You can do it! Throughout the day, pedometer strapped to your belt, take advantage of all those seemingly small movement opportunities. Park at the far end of the parking lot. Take the stairs instead of the elevator. Walk while you talk on the phone. While flying, Nathan Pritikin used to stride up and down the aisles of the airplane. You can even step in place while waiting in line at the grocery store. If you get funny looks, just point to your pedometer and say “doctor’s prescription.”
You’ll be surprised at how quickly – and easily – you reach 10,000 steps, for a grand total of 4 to 5 miles every day. Now that’s how you lose weight – lots of weight – and keep it off, as the 4,500 National Weight Control Registry members learned.
“Here’s another way to look at it,” offers Jeff Novick. “If all you do is walk briskly for 30 minutes, you’ve burned just 200 calories. Since 3,500 calories is a pound of fat, you’d need 17.5 days to lose one single pound. At most, you’d be losing two pounds a month. Sure, you’re headed in the right direction, but if you have 50 to 100 pounds to lose, it would take two to four years to shed the weight.”
“But,” continues Jeff, “if you walk briskly for 30 minutes and include enough activity throughout the day to reach the combined total of 10,000 steps, you’re burning about 400 to 500 calories a day, which means you’re losing one pound easily each week. And that’s just from exercise! By following the Pritikin Eating Plan, you’re probably reducing your calorie intake at least 500 calories a day, which means you’re shedding a combined total of two pounds every week. If you have 50 to 100 pounds to lose, you can do it in six months to a year. Big difference!”

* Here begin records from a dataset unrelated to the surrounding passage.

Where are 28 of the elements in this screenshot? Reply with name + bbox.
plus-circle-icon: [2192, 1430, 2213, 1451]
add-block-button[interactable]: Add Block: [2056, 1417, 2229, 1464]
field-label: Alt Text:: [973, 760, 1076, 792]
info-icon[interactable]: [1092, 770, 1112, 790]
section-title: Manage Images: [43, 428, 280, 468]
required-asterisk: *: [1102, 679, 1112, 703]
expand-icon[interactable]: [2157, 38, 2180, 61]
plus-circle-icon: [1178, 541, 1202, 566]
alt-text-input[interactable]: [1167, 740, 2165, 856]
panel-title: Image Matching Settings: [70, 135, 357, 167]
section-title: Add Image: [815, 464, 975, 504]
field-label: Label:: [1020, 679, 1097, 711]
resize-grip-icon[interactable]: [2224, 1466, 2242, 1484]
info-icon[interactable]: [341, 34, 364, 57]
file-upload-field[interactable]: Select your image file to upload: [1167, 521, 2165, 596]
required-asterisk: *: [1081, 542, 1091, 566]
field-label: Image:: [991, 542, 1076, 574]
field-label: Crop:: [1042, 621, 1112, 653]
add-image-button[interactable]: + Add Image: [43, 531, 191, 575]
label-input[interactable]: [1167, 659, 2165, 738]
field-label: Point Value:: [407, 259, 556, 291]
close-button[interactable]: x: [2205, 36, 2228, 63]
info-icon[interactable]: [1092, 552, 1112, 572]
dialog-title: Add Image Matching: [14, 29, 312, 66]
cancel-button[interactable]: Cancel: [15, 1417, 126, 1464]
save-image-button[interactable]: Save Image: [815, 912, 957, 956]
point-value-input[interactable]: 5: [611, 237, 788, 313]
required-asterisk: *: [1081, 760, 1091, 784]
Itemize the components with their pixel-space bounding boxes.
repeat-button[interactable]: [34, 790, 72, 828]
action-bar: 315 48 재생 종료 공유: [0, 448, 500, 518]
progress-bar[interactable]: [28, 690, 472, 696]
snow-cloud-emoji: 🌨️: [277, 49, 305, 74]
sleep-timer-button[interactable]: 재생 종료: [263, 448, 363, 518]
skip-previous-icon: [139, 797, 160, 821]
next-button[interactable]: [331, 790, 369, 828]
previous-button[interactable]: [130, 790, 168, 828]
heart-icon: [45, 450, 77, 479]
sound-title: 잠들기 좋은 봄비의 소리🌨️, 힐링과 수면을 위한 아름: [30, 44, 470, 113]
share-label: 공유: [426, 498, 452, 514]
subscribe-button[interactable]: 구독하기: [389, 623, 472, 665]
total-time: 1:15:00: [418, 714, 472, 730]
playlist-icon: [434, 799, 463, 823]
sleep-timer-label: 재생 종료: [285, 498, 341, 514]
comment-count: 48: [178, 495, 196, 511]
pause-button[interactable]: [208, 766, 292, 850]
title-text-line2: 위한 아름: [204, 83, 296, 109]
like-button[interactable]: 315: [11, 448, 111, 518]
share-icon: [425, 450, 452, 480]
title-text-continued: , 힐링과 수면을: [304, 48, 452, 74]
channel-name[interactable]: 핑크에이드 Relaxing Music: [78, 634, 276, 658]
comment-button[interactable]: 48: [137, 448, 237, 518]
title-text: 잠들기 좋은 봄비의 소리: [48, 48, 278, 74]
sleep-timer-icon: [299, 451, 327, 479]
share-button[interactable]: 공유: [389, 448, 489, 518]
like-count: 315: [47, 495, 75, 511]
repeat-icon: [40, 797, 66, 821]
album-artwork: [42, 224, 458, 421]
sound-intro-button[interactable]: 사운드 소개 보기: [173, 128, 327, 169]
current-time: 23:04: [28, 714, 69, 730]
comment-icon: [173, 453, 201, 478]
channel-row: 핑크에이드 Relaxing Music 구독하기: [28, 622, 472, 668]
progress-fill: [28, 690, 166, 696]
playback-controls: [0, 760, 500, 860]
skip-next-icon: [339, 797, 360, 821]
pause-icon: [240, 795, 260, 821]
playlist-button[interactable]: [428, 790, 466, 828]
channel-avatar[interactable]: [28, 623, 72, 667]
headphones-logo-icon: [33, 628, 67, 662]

By all means, do more if you can. An hour in the gym (400 to 500 calories) plus 6,000 steps of being active throughout the day (300 calories) plus following the Pritikin Eating Plan (500-calorie deficit) nets you about a three-pound weight loss every week. In just four months, you’ll drop 50 pounds!
The most important thing, concludes Jeff, is to take advantage of both fitness tools – formal exercise and stepping throughout the day. “I always say to participants at Pritikin: ‘You have 24 hours in each day. If you sleep eight, that leaves 16. Which do you think is more important: the activity you get in the hour in the gym or the amount of activity you get in the remaining 15 hours of the day?’
“The answer is both. Both formal exercise and an active lifestyle are the FOUNDATION of a healthy life.”